BBCラジオの地方局DJ、そうとは知らず差別用語を含んだ30年代の流行歌をかけ失職

BBCラジオの地方局DJ、そうとは知らず差別用語を含んだ30年代の流行歌をかけ失職

BBCの地方局の番組DJが誤って人種的な差別用語を含んだ楽曲を自身のオールディーズ番組でかけてしまい、その結果、失職に至っている。

DJはデヴォン局で活躍していたデイヴィッド・ロウで、スウィング・ジャズなどをかける番組を担当していたが、問題の曲はアンブローズ・アンド・ヒズ・オーケストラによる"太陽が帽子をかぶっている"だった。この曲は日本でも上演されることの多いミュージカル『ミー・アンド・マイ・ガール』で使われていることでも知られているが、現在のヴァージョンは歌詞が修正されている。ただ、問題の1932年ヴァージョンでは「ニガー」という歌詞が含まれていた。

32年のDJキャリアを誇るロウは「単純なミスだった」と事件を説明していて、上層部にはお詫びのコメントを放送させてほしいと願い出て、それがかなわない場合には辞職したいと申し出たが、上層部の判断で謝罪放送は行われず、ロウの辞職が決定したという。BBCではミスを防ぐための社内体制の改善の余地はあったとして、ロウに職場に止まるように呼びかけたというが、事件によって極度のストレスにさらされたため、戻る意思はないことを明らかにしたという。

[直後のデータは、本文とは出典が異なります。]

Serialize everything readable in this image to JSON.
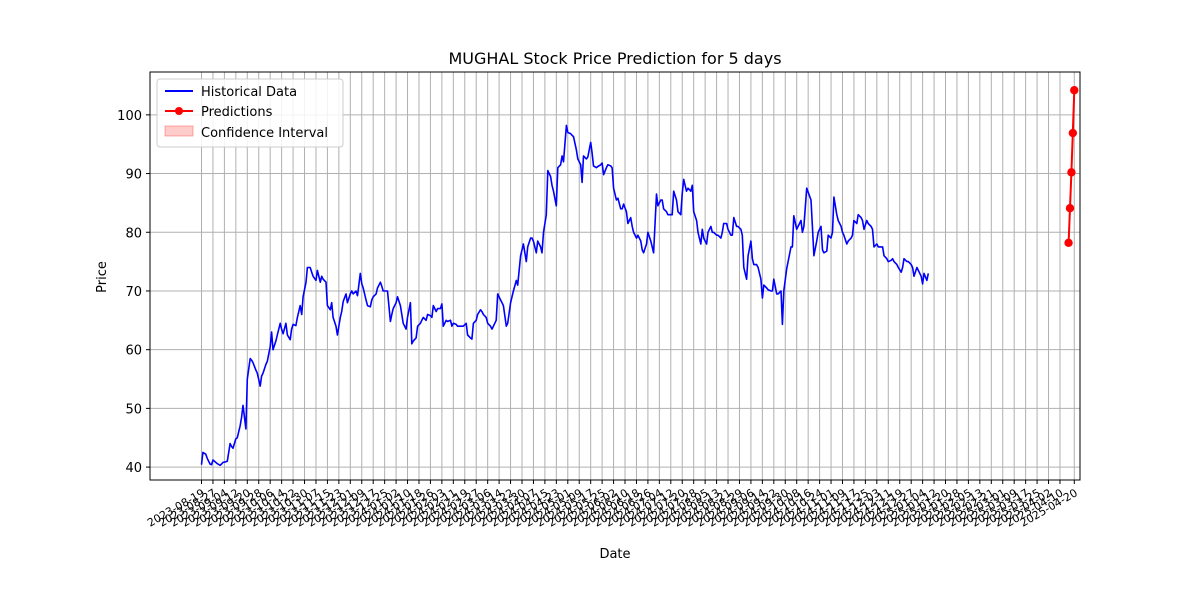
{
  "chart_data": {
    "type": "line",
    "title": "MUGHAL Stock Price Prediction for 5 days",
    "xlabel": "Date",
    "ylabel": "Price",
    "ylim": [
      37.8,
      107.3
    ],
    "yticks": [
      40,
      50,
      60,
      70,
      80,
      90,
      100
    ],
    "grid": true,
    "legend_position": "top-left",
    "xaxis_note": "x tick labels are densely overlapping dates, many illegible",
    "xtick_labels_visible": [
      "2023-08-19",
      "2025-04-20"
    ],
    "series": [
      {
        "name": "Historical Data",
        "color": "#0000ff",
        "marker": "none",
        "start_date": "2023-08-19",
        "values": [
          40.4,
          42.5,
          42.2,
          41.5,
          40.5,
          40.4,
          41.2,
          40.8,
          40.6,
          40.3,
          40.5,
          40.8,
          40.9,
          41.0,
          44.0,
          43.5,
          43.2,
          44.8,
          45.0,
          47.0,
          48.5,
          50.5,
          46.5,
          55.0,
          58.5,
          58.2,
          57.8,
          56.5,
          56.0,
          53.8,
          55.5,
          56.0,
          57.5,
          58.0,
          60.5,
          63.0,
          60.0,
          61.5,
          62.5,
          64.5,
          63.5,
          62.7,
          64.5,
          62.5,
          61.7,
          63.5,
          64.3,
          64.1,
          65.5,
          67.5,
          66.0,
          69.0,
          71.5,
          74.0,
          74.0,
          73.2,
          72.5,
          71.8,
          73.5,
          71.5,
          72.5,
          72.0,
          71.5,
          67.5,
          66.8,
          68.0,
          65.5,
          64.0,
          62.5,
          65.5,
          66.5,
          68.2,
          69.5,
          68.0,
          69.5,
          70.0,
          69.5,
          70.0,
          69.2,
          73.0,
          71.2,
          70.5,
          68.5,
          67.5,
          67.3,
          68.5,
          69.0,
          69.5,
          70.5,
          71.5,
          70.8,
          70.0,
          70.0,
          70.0,
          64.8,
          66.0,
          67.0,
          68.0,
          69.0,
          67.5,
          66.0,
          64.5,
          63.5,
          65.5,
          68.0,
          61.0,
          61.5,
          62.0,
          64.0,
          64.5,
          65.0,
          65.5,
          65.0,
          66.0,
          65.8,
          65.5,
          67.5,
          66.5,
          67.0,
          67.0,
          67.8,
          64.0,
          65.0,
          64.8,
          65.0,
          64.0,
          64.5,
          64.3,
          64.0,
          64.0,
          64.0,
          64.0,
          64.5,
          62.5,
          62.0,
          61.8,
          64.5,
          65.0,
          66.0,
          66.8,
          66.5,
          66.0,
          65.5,
          64.5,
          64.0,
          63.5,
          64.0,
          65.0,
          69.5,
          68.5,
          68.0,
          67.5,
          64.0,
          64.5,
          68.0,
          69.0,
          70.0,
          71.8,
          71.0,
          76.0,
          77.0,
          78.0,
          75.0,
          77.5,
          79.0,
          79.0,
          78.5,
          76.5,
          78.5,
          77.5,
          76.5,
          80.0,
          83.0,
          90.5,
          89.5,
          88.0,
          87.0,
          84.5,
          91.0,
          91.5,
          93.0,
          92.0,
          98.2,
          97.0,
          96.8,
          96.5,
          96.3,
          94.0,
          92.5,
          91.5,
          88.5,
          93.0,
          92.5,
          92.8,
          95.3,
          93.5,
          91.3,
          91.0,
          91.2,
          91.5,
          91.8,
          89.8,
          91.0,
          91.5,
          91.3,
          91.0,
          87.5,
          85.5,
          85.8,
          84.0,
          84.0,
          84.8,
          83.5,
          81.5,
          82.5,
          81.0,
          80.0,
          79.0,
          79.5,
          78.5,
          77.0,
          76.5,
          78.0,
          80.0,
          78.5,
          77.5,
          76.5,
          86.5,
          84.5,
          85.5,
          85.5,
          84.0,
          83.5,
          83.0,
          83.0,
          83.0,
          87.0,
          85.5,
          83.5,
          83.0,
          86.5,
          89.0,
          87.0,
          87.5,
          87.0,
          88.0,
          83.5,
          82.0,
          80.0,
          78.0,
          80.5,
          79.0,
          78.0,
          80.0,
          81.0,
          80.0,
          80.0,
          79.5,
          79.5,
          79.0,
          80.0,
          81.5,
          81.5,
          80.5,
          79.5,
          79.5,
          82.5,
          81.0,
          81.0,
          80.5,
          79.5,
          74.0,
          72.0,
          76.0,
          78.5,
          75.5,
          74.5,
          74.5,
          74.0,
          72.0,
          68.8,
          71.0,
          70.5,
          70.2,
          70.0,
          70.0,
          72.0,
          69.5,
          69.5,
          70.0,
          64.3,
          70.0,
          73.8,
          75.0,
          77.5,
          77.5,
          82.8,
          80.5,
          81.0,
          82.0,
          80.0,
          81.0,
          87.5,
          86.8,
          85.5,
          81.0,
          76.0,
          78.5,
          80.0,
          81.0,
          77.0,
          76.5,
          76.8,
          79.5,
          79.0,
          80.0,
          86.0,
          83.0,
          82.0,
          81.0,
          80.0,
          79.5,
          78.0,
          78.5,
          79.0,
          79.5,
          82.0,
          81.5,
          83.0,
          82.5,
          82.0,
          80.5,
          82.0,
          81.5,
          81.0,
          80.5,
          77.5,
          78.0,
          77.5,
          77.5,
          77.5,
          76.0,
          75.5,
          75.0,
          75.2,
          75.5,
          75.0,
          74.5,
          74.0,
          73.2,
          74.0,
          75.5,
          75.0,
          75.0,
          74.5,
          74.0,
          72.5,
          74.0,
          73.5,
          72.5,
          71.2,
          73.0,
          71.8,
          73.0
        ]
      },
      {
        "name": "Predictions",
        "color": "#ff0000",
        "marker": "circle",
        "start_date": "2025-04-16",
        "values": [
          78.2,
          84.1,
          90.2,
          96.9,
          104.2
        ]
      }
    ],
    "confidence_interval": {
      "name": "Confidence Interval",
      "color": "#ff0000",
      "opacity": 0.2
    }
  }
}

問題のヴァージョンは4月27日に放送されてしまい、リスナーからの苦情を受けてBBCでは事情調査に乗り出したが、この際、ロウは「直截な詫び状」をしたためて、これをBBCに提出していたという。ロウは次のように語っている。

「謝罪を放送させてもらうか、やめるかのどちらかだと申し出たんです。残念なことにBBCは後者を選んだわけです。同僚らとは特に言い争いなどがあったわけではありません。むしろ見え方をどうするかという体制が、今回の過ちへの対応を間の抜けたものにしてしまったのだと思います。わたしたちは見え方をどうするかという側面にあまりにも流されがちだと思います。でも、人は普段の日常会話においても、言葉の渡り綱を渡っているようなものなのです。30年以上に亙って放送に関わってきましたが、わたしは初めてこんなばかな過ちを冒してしまいました。とても恥じ入っています」

その一方でBBCは次のように声明を発表している。

「デイヴィッド・ロウに対しては番組『シンガーズ・アンド・スウィンガーズ』への出演を続けるように申し出ましたし、ロウにはぜひBBCの電波に戻って来てもらいたいと打診しました。今回の過ちへの対応はもっといい形でやれたかもしれないというデイヴィッドの意見もわたしたちも受け入れますが、デイヴィッドがもう続けたくないというのであれば、これまでBBCで番組を担当してもらったことを感謝しますし、この先のご成功を願っています」

なお、BBCテレビの人気自動車番組『トップ・ギア』では司会者のジェレミー・クラークソンが放送されていない映像で「ニガー」と語っていたことが問題となり、更迭問題にも発展したが、クラークソンの人気ぶりを配慮してBBCでは司会者の交代を見送った。